My point is that human enhancement will occur, but this article grossly underestimates the role molecular biology will have in the near future. For example, to make soldiers with more endurance, you could try replacing their blood with an artificial substitute, or you could give them recombinant erythropoeitin to increase their red blood cell count. The EPO injections are trivial (ask professional bicyclists), but after years and years of research, we still don't have an acceptable artificial blood substitute.
As far as artificial muscles go...that is just ridiculous. To think that in 30 years we will be implanting stuff like that into peoples' bodies. We will be growing muscle tissue in vats and implanting long before we deal with artifical stuff. However, first we will be using relatively simple methods to locally control muscle growth (like small molecule inhibitors of receptors for hormones that inhibit muscle growth, etc.) That alone will be huge.
I think the real lack of conceptual understanding has to do with the evolutionary perspective.
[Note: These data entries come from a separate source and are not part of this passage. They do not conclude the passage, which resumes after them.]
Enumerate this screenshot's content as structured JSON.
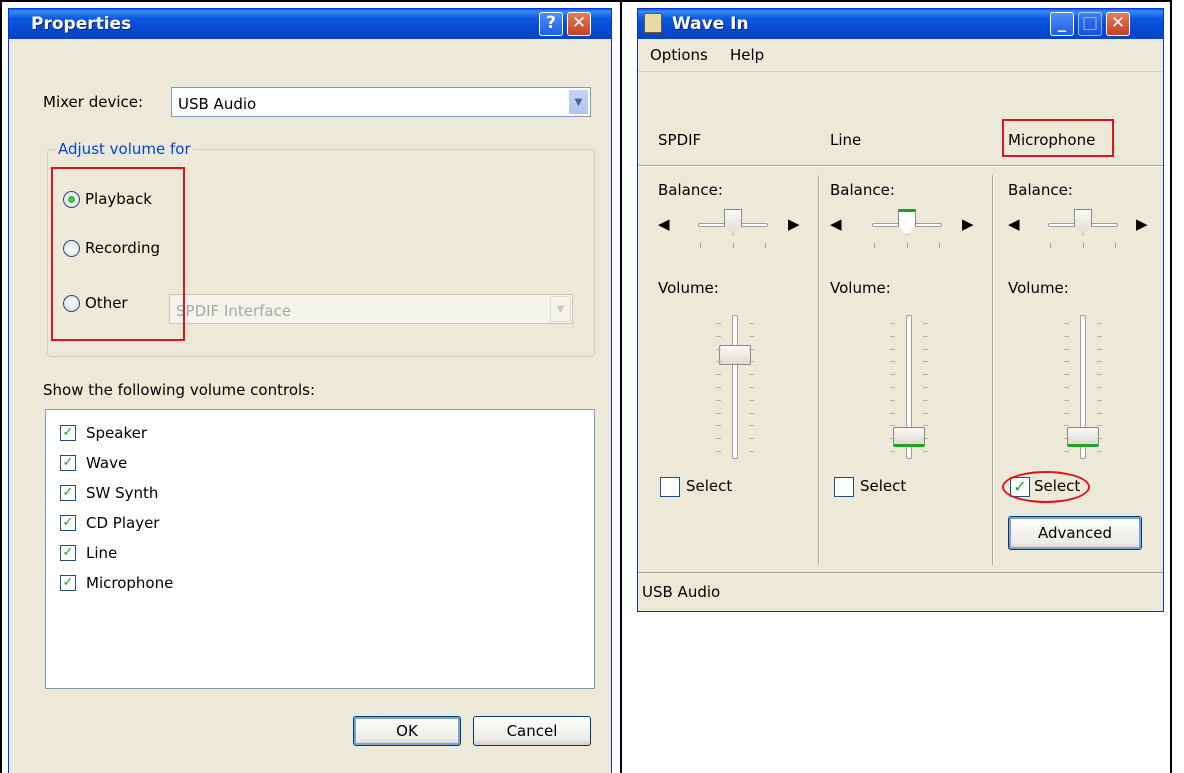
{
  "properties": {
    "title": "Properties",
    "help_glyph": "?",
    "close_glyph": "✕",
    "mixer_label": "Mixer device:",
    "mixer_value": "USB Audio",
    "adjust_legend": "Adjust volume for",
    "radios": [
      {
        "label": "Playback",
        "checked": true
      },
      {
        "label": "Recording",
        "checked": false
      },
      {
        "label": "Other",
        "checked": false
      }
    ],
    "other_combo": "SPDIF Interface",
    "show_label": "Show the following volume controls:",
    "controls": [
      {
        "label": "Speaker",
        "checked": true
      },
      {
        "label": "Wave",
        "checked": true
      },
      {
        "label": "SW Synth",
        "checked": true
      },
      {
        "label": "CD Player",
        "checked": true
      },
      {
        "label": "Line",
        "checked": true
      },
      {
        "label": "Microphone",
        "checked": true
      }
    ],
    "ok_label": "OK",
    "cancel_label": "Cancel"
  },
  "wave": {
    "title": "Wave In",
    "menu": [
      "Options",
      "Help"
    ],
    "channels": [
      {
        "name": "SPDIF",
        "balance_label": "Balance:",
        "volume_label": "Volume:",
        "select_label": "Select",
        "selected": false,
        "volume_level": 0.7
      },
      {
        "name": "Line",
        "balance_label": "Balance:",
        "volume_label": "Volume:",
        "select_label": "Select",
        "selected": false,
        "volume_level": 0.1
      },
      {
        "name": "Microphone",
        "balance_label": "Balance:",
        "volume_label": "Volume:",
        "select_label": "Select",
        "selected": true,
        "volume_level": 0.1
      }
    ],
    "advanced_label": "Advanced",
    "status": "USB Audio",
    "minimize_glyph": "_",
    "maximize_glyph": "□",
    "close_glyph": "✕"
  },
  "colors": {
    "highlight": "#e0141e",
    "xp_blue": "#0a5ee0",
    "check_green": "#21a121"
  }
}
Basically, humans are incredibly good at doing things that humans have to do in the wild, and the only easy enhancements that we can make are "enhancements" that actually decrease our fitness from the hunter-gatherer perspective. For example, stronger muscles require a huge food intake, so they're selected against. In this day and age, that's easy to get around, with steroids or other technologies. It's easy to increase endurance with EPO injections, but there are obvious problems (e.g. death) associated with that as well. People seem to think that it will be as easy to improve cognitive abilities or immune system function, but that's just wrong. Our brains and immune systems already operate pretty much at their optimum, and claims that we could simply inject "nanobots" that improve the function of either are ridiculously ignorant.
In thirty years slashdot will still be enamored with poorly researched, jargon infused, poorly written future-bation.